The odds of a hunter’s bullet striking a nonhunter are “well over one-in-a-million,” Sunday hunting advocate Flay said. “Right now hunting is safer than riding a horse, playing football, taking a bath or playing pingpong.”

During the 2017-18 hunting season in North Carolina, the WRC reported 27 hunting-related accidents, five of them deaths. Each of the deaths involved falls from tree stands.  According to the International Hunter Education Association, in many cases, fatalities were self-inflicted by hunters or occurred within hunting parties.

Flay said hunters and other recreational users share public lands every other day of the week. “People can still be riding their horses or riding their bikes on Fridays and Saturdays when there are hunters,” he said. “But what makes a hunter more dangerous supposedly on Sunday than on the other days of the week? If I’m in the woods, I’m going to be lucky if I fire once or twice on any given day. Most of the time I’m sitting there quietly enjoying nature.”

Nevertheless, Tribble said many birders are reluctant to visit areas used during hunting season because of their concerns for safety.

Kate Dixon, the executive director of the Friends of the Mountains to Sea Trail, said seasoned hikers are used to hunting. Her concern is “people new to exploring natural lands that aren’t aware of the precautions, rules and seasons of hunting.”

The nearly 700-mile footpath crosses several game lands, including the Holly Shelter Game Land northeast of Wilmington.
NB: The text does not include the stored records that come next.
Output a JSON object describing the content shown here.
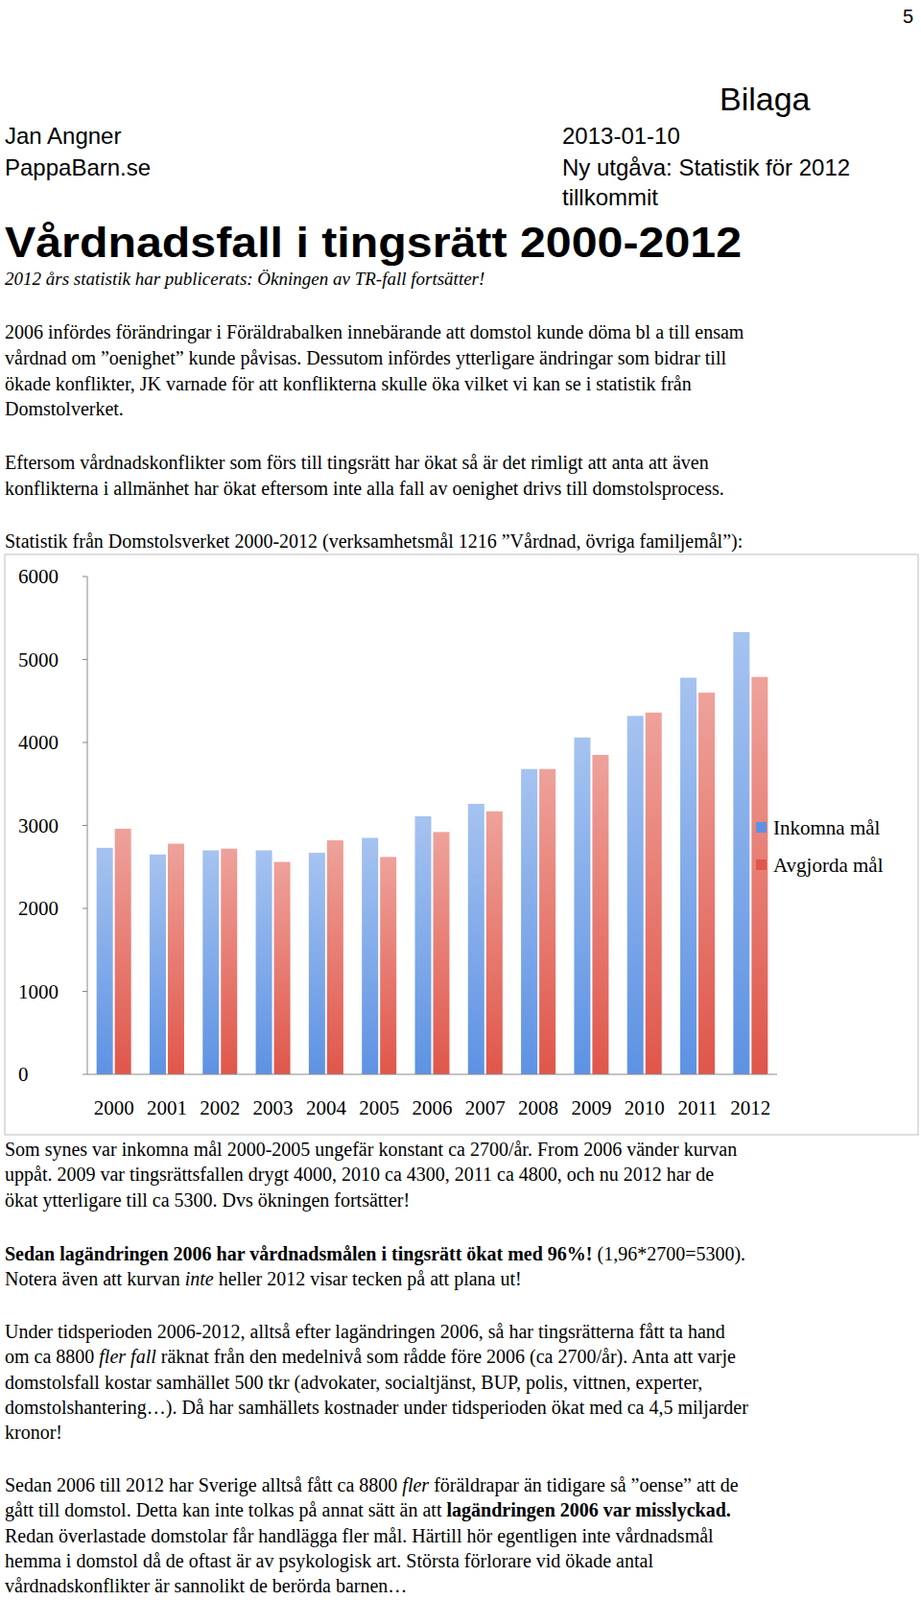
{
  "page_number": "5",
  "header": {
    "annex": "Bilaga",
    "author": "Jan Angner",
    "site": "PappaBarn.se",
    "date": "2013-01-10",
    "edition": [
      "Ny utgåva: Statistik för 2012",
      "tillkommit"
    ]
  },
  "title": "Vårdnadsfall i tingsrätt 2000-2012",
  "subtitle": "2012 års statistik har publicerats: Ökningen av TR-fall fortsätter!",
  "intro": [
    [
      [
        "2006 infördes förändringar i Föräldrabalken innebärande att domstol kunde döma bl a till ensam"
      ],
      [
        "vårdnad om ”oenighet” kunde påvisas. Dessutom infördes ytterligare ändringar som bidrar till"
      ],
      [
        "ökade konflikter, JK varnade för att konflikterna skulle öka vilket vi kan se i statistik från"
      ],
      [
        "Domstolverket."
      ]
    ],
    [
      [
        "Eftersom vårdnadskonflikter som förs till tingsrätt har ökat så är det rimligt att anta att även"
      ],
      [
        "konflikterna i allmänhet har ökat eftersom inte alla fall av oenighet drivs till domstolsprocess."
      ]
    ]
  ],
  "chart_data": {
    "type": "bar",
    "title": "Statistik från Domstolsverket 2000-2012 (verksamhetsmål 1216 ”Vårdnad, övriga familjemål”):",
    "categories": [
      "2000",
      "2001",
      "2002",
      "2003",
      "2004",
      "2005",
      "2006",
      "2007",
      "2008",
      "2009",
      "2010",
      "2011",
      "2012"
    ],
    "series": [
      {
        "name": "Inkomna mål",
        "color": "#5d92e3",
        "values": [
          2730,
          2650,
          2700,
          2700,
          2670,
          2850,
          3110,
          3260,
          3680,
          4060,
          4320,
          4780,
          5330
        ]
      },
      {
        "name": "Avgjorda mål",
        "color": "#e0564a",
        "values": [
          2960,
          2780,
          2720,
          2560,
          2820,
          2620,
          2920,
          3170,
          3680,
          3850,
          4360,
          4600,
          4790
        ]
      }
    ],
    "ylim": [
      0,
      6000
    ],
    "yticks": [
      0,
      1000,
      2000,
      3000,
      4000,
      5000,
      6000
    ],
    "grid": false,
    "legend": "right"
  },
  "analysis": [
    [
      [
        "Som synes var inkomna mål 2000-2005 ungefär konstant ca 2700/år. From 2006 vänder kurvan"
      ],
      [
        "uppåt. 2009 var tingsrättsfallen drygt 4000, 2010 ca 4300, 2011 ca 4800, och nu 2012 har de"
      ],
      [
        "ökat ytterligare till ca 5300. Dvs ökningen fortsätter!"
      ]
    ],
    [
      [
        {
          "text": "Sedan lagändringen 2006 har vårdnadsmålen i tingsrätt ökat med 96%!",
          "style": "bold"
        },
        " (1,96*2700=5300)."
      ],
      [
        "Notera även att kurvan ",
        {
          "text": "inte",
          "style": "italic"
        },
        " heller 2012 visar tecken på att plana ut!"
      ]
    ],
    [
      [
        "Under tidsperioden 2006-2012, alltså efter lagändringen 2006, så har tingsrätterna fått ta hand"
      ],
      [
        "om ca 8800 ",
        {
          "text": "fler fall",
          "style": "italic"
        },
        " räknat från den medelnivå som rådde före 2006 (ca 2700/år). Anta att varje"
      ],
      [
        "domstolsfall kostar samhället 500 tkr (advokater, socialtjänst, BUP, polis, vittnen, experter,"
      ],
      [
        "domstolshantering…). Då har samhällets kostnader under tidsperioden ökat med ca 4,5 miljarder"
      ],
      [
        "kronor!"
      ]
    ],
    [
      [
        "Sedan 2006 till 2012 har Sverige alltså fått ca 8800 ",
        {
          "text": "fler",
          "style": "italic"
        },
        " föräldrapar än tidigare så ”oense” att de"
      ],
      [
        "gått till domstol. Detta kan inte tolkas på annat sätt än att ",
        {
          "text": "lagändringen 2006 var misslyckad.",
          "style": "bold"
        }
      ],
      [
        "Redan överlastade domstolar får handlägga fler mål. Härtill hör egentligen inte vårdnadsmål"
      ],
      [
        "hemma i domstol då de oftast är av psykologisk art. Största förlorare vid ökade antal"
      ],
      [
        "vårdnadskonflikter är sannolikt de berörda barnen…"
      ]
    ]
  ]
}
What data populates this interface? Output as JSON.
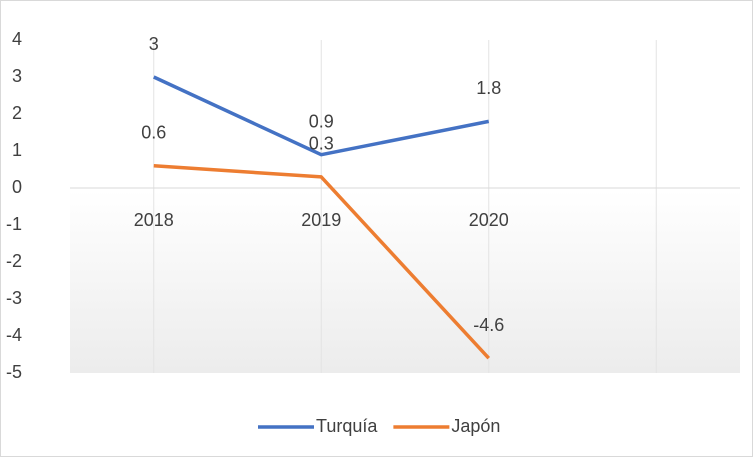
{
  "chart_data": {
    "type": "line",
    "categories": [
      "2018",
      "2019",
      "2020",
      null
    ],
    "series": [
      {
        "name": "Turquía",
        "color": "#4472c4",
        "values": [
          3,
          0.9,
          1.8,
          null
        ]
      },
      {
        "name": "Japón",
        "color": "#ed7d31",
        "values": [
          0.6,
          0.3,
          -4.6,
          null
        ]
      }
    ],
    "ylim": [
      -5,
      4
    ],
    "yticks": [
      -5,
      -4,
      -3,
      -2,
      -1,
      0,
      1,
      2,
      3,
      4
    ],
    "grid": true,
    "legend": "bottom"
  }
}
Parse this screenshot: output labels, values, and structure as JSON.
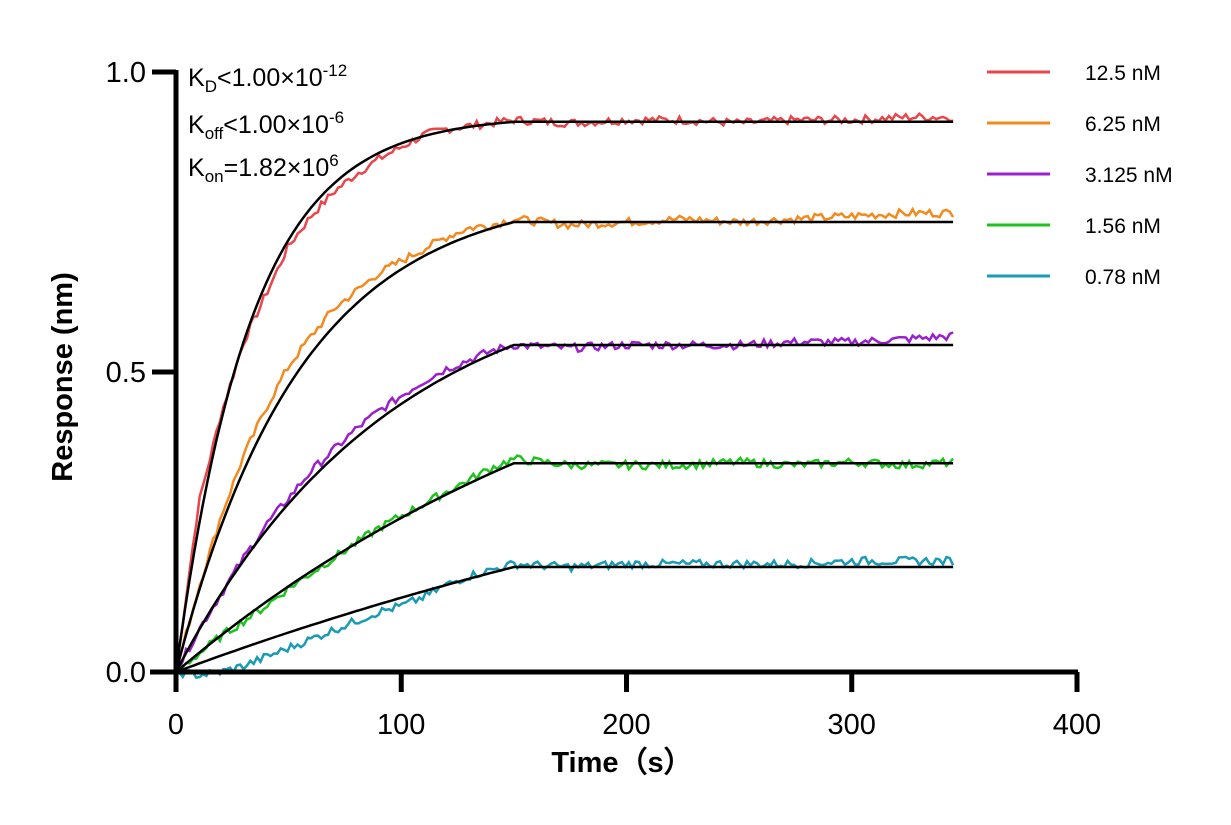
{
  "chart_data": {
    "type": "line",
    "title": "",
    "xlabel": "Time（s）",
    "ylabel": "Response (nm)",
    "xlim": [
      0,
      400
    ],
    "ylim": [
      0,
      1.0
    ],
    "xticks": [
      "0",
      "100",
      "200",
      "300",
      "400"
    ],
    "yticks": [
      "0.0",
      "0.5",
      "1.0"
    ],
    "grid": false,
    "legend_position": "top-right",
    "annotations": {
      "kd": {
        "main": "K",
        "sub": "D",
        "rel": "<1.00×10",
        "exp": "-12"
      },
      "koff": {
        "main": "K",
        "sub": "off",
        "rel": "<1.00×10",
        "exp": "-6"
      },
      "kon": {
        "main": "K",
        "sub": "on",
        "rel": "=1.82×10",
        "exp": "6"
      }
    },
    "fit_color": "#000000",
    "series": [
      {
        "name": "12.5 nM",
        "color": "#e8464a",
        "x": [
          0,
          10,
          20,
          30,
          40,
          50,
          60,
          70,
          80,
          90,
          100,
          110,
          120,
          130,
          140,
          150,
          175,
          200,
          225,
          250,
          275,
          300,
          325,
          345
        ],
        "values": [
          0,
          0.28,
          0.43,
          0.55,
          0.63,
          0.71,
          0.76,
          0.8,
          0.83,
          0.855,
          0.875,
          0.895,
          0.905,
          0.91,
          0.915,
          0.92,
          0.915,
          0.92,
          0.92,
          0.915,
          0.92,
          0.92,
          0.925,
          0.925
        ],
        "fit": {
          "plateau": 0.917,
          "k": 0.03,
          "t_end": 150
        }
      },
      {
        "name": "6.25 nM",
        "color": "#f48a1e",
        "x": [
          0,
          10,
          20,
          30,
          40,
          50,
          60,
          70,
          80,
          90,
          100,
          110,
          120,
          130,
          140,
          150,
          175,
          200,
          225,
          250,
          275,
          300,
          325,
          345
        ],
        "values": [
          0,
          0.14,
          0.26,
          0.36,
          0.44,
          0.51,
          0.56,
          0.605,
          0.635,
          0.665,
          0.685,
          0.705,
          0.725,
          0.74,
          0.745,
          0.755,
          0.745,
          0.75,
          0.755,
          0.75,
          0.755,
          0.76,
          0.765,
          0.765
        ],
        "fit": {
          "plateau": 0.75,
          "k": 0.018,
          "t_end": 150
        }
      },
      {
        "name": "3.125 nM",
        "color": "#9b1fcf",
        "x": [
          0,
          10,
          20,
          30,
          40,
          50,
          60,
          70,
          80,
          90,
          100,
          110,
          120,
          130,
          140,
          150,
          175,
          200,
          225,
          250,
          275,
          300,
          325,
          345
        ],
        "values": [
          0,
          0.07,
          0.13,
          0.19,
          0.245,
          0.29,
          0.335,
          0.37,
          0.405,
          0.435,
          0.46,
          0.485,
          0.505,
          0.52,
          0.535,
          0.545,
          0.54,
          0.545,
          0.545,
          0.545,
          0.55,
          0.55,
          0.555,
          0.56
        ],
        "fit": {
          "plateau": 0.545,
          "k": 0.0105,
          "t_end": 150
        }
      },
      {
        "name": "1.56 nM",
        "color": "#1ec41e",
        "x": [
          0,
          10,
          20,
          30,
          40,
          50,
          60,
          70,
          80,
          90,
          100,
          110,
          120,
          130,
          140,
          150,
          175,
          200,
          225,
          250,
          275,
          300,
          325,
          345
        ],
        "values": [
          0,
          0.03,
          0.06,
          0.085,
          0.11,
          0.14,
          0.165,
          0.19,
          0.215,
          0.24,
          0.26,
          0.28,
          0.3,
          0.32,
          0.34,
          0.355,
          0.345,
          0.345,
          0.345,
          0.35,
          0.345,
          0.35,
          0.345,
          0.35
        ],
        "fit": {
          "plateau": 0.348,
          "k": 0.0045,
          "t_end": 150
        }
      },
      {
        "name": "0.78 nM",
        "color": "#1a9bb5",
        "x": [
          0,
          10,
          20,
          30,
          40,
          50,
          60,
          70,
          80,
          90,
          100,
          110,
          120,
          130,
          140,
          150,
          175,
          200,
          225,
          250,
          275,
          300,
          325,
          345
        ],
        "values": [
          0,
          -0.005,
          0.0,
          0.01,
          0.025,
          0.04,
          0.055,
          0.07,
          0.085,
          0.1,
          0.11,
          0.125,
          0.145,
          0.16,
          0.17,
          0.18,
          0.175,
          0.18,
          0.18,
          0.18,
          0.18,
          0.185,
          0.185,
          0.185
        ],
        "fit": {
          "plateau": 0.175,
          "k": 0.0025,
          "t_end": 150
        }
      }
    ]
  }
}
“I expected that we would get a lot of responses opposed to Sunday hunting, but that wasn’t what happened,” said Dixon, whose organization shared the survey on its Facebook page. “We heard from members saying that I’m a hiker and hunter and have limited time when I can hunt.”

All or nothing?

If Sunday hunting is opened on public game land, according to McRae, it may not necessarily be a blanket yes-or-no decision.

“There are locations where our partners do not think Sunday hunting is a good fit,” he said. For example, portions of Pisgah National Forest are state game lands. If national forest land managers choose to prohibit Sunday hunting, the WRC would abide by that decision. The WRC will also examine where user conflicts are most likely.

Gallitano of Raleigh said she prefers a blanket yes or no to Sunday hunting, since opening some game lands and closing others could cause confusion.

Flay hopes the WRC will pay special attention to hunters since their license fees have helped support the purchase and management of game lands for decades.

In 2018, 24 percent of the agency’s receipts, or $20.2 million, came from fishing and hunting license receipts.

Andeck of Audubon NC said every state taxpayer contributes to the purchase and expansion of game lands ($12.1 million worth were state appropriations in 2018).  In addition, Dixon of the Mountains to Sea Trail said hikers and other user groups provide volunteer hours to maintain trails used by hunters.

“As a state agency, I trust that they represent all North Carolinians,” Andeck said of the WRC.

“At the end of the day, whether you are a hunter or birder, we share a love for the outdoors and have made great strides together in promoting wildlife stewardship. I think we have to stay together and not kill the golden goose by promoting one type of public land use at the expense of others.”

McRae said the next step in the decision to open game lands to Sunday hunting or continuing the restriction would include a recommendation for consideration by the WRC rule-making body in October. If a rule change is recommended, it would be presented to the public for comment in January 2020, and a final decision made in February 2020.

If passed, Sunday hunting could be open in time for the 2020 season and end a prohibition that many hunters see as unreasonable.

“It’s an unfair blue law targeted at hunters,” said Flay.

“There should be no reason for us not to be able to hunt on public lands on Sunday. You’re allowing people to ride horses there. You’re allowing them to go hiking there. Pick mushrooms. But I’m getting penalized as a law-abiding citizen because I want to hunt on Sunday on public land.”